Viper1 said: The Wii is actually capable of internally rendering an HD image. But it's output is capped at 480p. There are 2 reasons for this. 1. Initial HDTV adoption rates were minimal. Upping the Wii specs to do HD well would not have been cost beneficial. 2. Just because you can render at a resolution doesn't mean your textures, polygon counts, frame rates and everything else will be dandy. In fact, resolution isn't the end all, be all graphic factor to begin with. Look at how many HD consoles games are not even rendered in actual HD resolutions. A lot of them...but you can't tell because the shaders, texture resolutions, polygon counts and other factors are more predominant in how 'good' your graphics look. |
Okay, so my question to you is:
1. What about foresight.
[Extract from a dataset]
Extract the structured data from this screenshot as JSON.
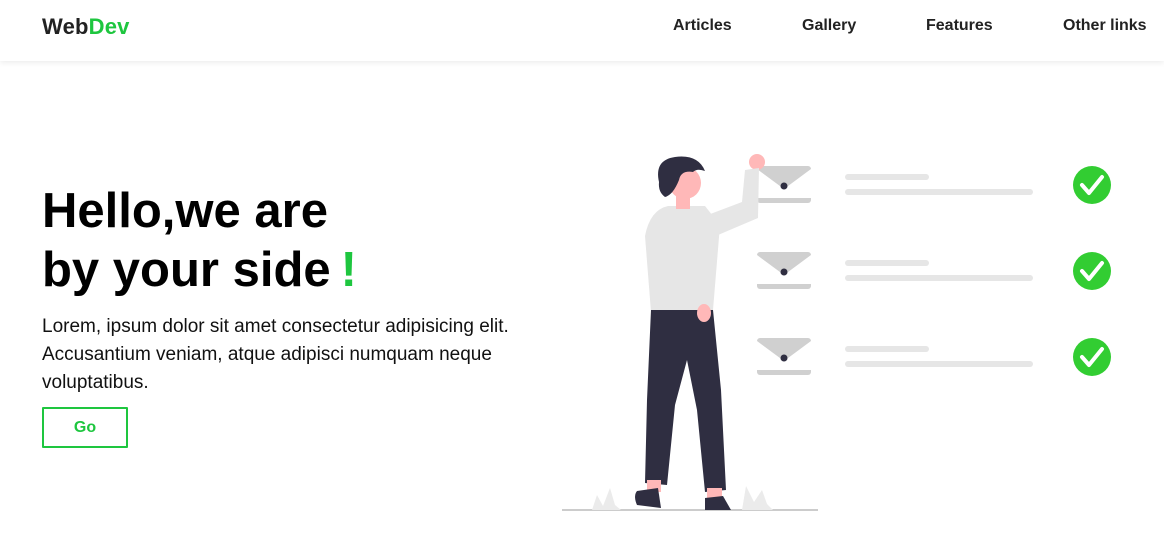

What about HD did they not believe in for it to be, 3-5 years down the road, ubiquitous. How much would a preventive measure costed to actually offer an HDMI port, in all realism. What would have been the cost?
2. If the X360, launched in late 2005 pulled off high-end graphics with higher texture resolution, shaders and poly counts, was cost the real question. How much did Wii launch at 280$? How much profit were they making on each unit and didn't the cube launch at a similar price? Why the change in HW strategy? I can understand a change in marketing strategy and only focusing on casual SW, that's fine, but why not leave the door open for 3rd parties if they so needed, did Nintendo not believe in its own success and foresee Sony's possible flop at launch? This was 7 years ago, our mindsets were very different as to manufacturer position in the industry at the time.